Gemeinderat Burgdorf akzeptiert Entscheid nicht
Der Burgdorfer Gemeinderat gab in einer Medienmitteilung bekannt, «sprachlos» über den Entscheid der Kantonsregierung zu sein und diesen nicht zu akzeptieren. «Nach jahrelangem Hin und Her hat der Grosse Rat im Jahr 2016 entschieden, dass an Stelle der wegziehenden Berner Fachhochschule (BFH) als Ausgleich die TF Bern das Gsteig-Areal belegen soll», heisst es weiter. Der Gemeinderat verweist darauf, dass sich der Grosse Rat sowohl für den Architekturwettbewerb wie für die Projektierung mit grosser Mehrheit hinter den Bildungscampus Burgdorf gestellt und die notwendigen Kredite bewilligt habe. «Nun gilt es, diese Versprechen und Entscheide einzuhalten.»
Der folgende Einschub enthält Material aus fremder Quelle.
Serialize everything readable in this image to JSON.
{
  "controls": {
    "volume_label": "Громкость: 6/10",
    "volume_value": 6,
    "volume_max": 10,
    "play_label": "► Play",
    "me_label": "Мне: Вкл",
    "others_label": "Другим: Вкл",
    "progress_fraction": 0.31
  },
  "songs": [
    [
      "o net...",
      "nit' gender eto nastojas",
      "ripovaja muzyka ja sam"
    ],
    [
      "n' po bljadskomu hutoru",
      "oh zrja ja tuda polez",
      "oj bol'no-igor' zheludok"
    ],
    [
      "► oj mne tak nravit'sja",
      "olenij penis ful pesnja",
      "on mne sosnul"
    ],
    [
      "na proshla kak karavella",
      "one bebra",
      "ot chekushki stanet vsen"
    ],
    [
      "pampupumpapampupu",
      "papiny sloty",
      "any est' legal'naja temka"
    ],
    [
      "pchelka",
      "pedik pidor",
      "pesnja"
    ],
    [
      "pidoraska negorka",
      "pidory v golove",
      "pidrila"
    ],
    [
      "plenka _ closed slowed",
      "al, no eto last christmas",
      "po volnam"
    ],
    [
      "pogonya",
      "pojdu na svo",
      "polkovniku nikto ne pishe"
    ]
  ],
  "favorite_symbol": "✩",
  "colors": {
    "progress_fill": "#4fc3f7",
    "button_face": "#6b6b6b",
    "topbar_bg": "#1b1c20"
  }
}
Das Vorgehen des Regierungsrates widerspreche einer partnerschaftlichen Zusammenarbeit, welche es zwischen Stadt und Kanton zu pflegen gelte. Die Stadt Burgdorf und die Region müssten laut dem Gemeinderat zudem nun die massiven Kostenüberschreitungen des Campus Biel und Campus Bern ausbaden. Dies bezeichnet er als «nicht hinnehmbar und nicht nachvollziehbar».
Der Gemeinderat sei überzeugt, dass Burgdorf und die Region die notwendige Unterstützung erhalten werden, dass der austarierte Deal «BFH in Biel und Bern, TF in Burgdorf» vom Grossen Rat abermals unterstützt und anschliessend rasch umgesetzt werde.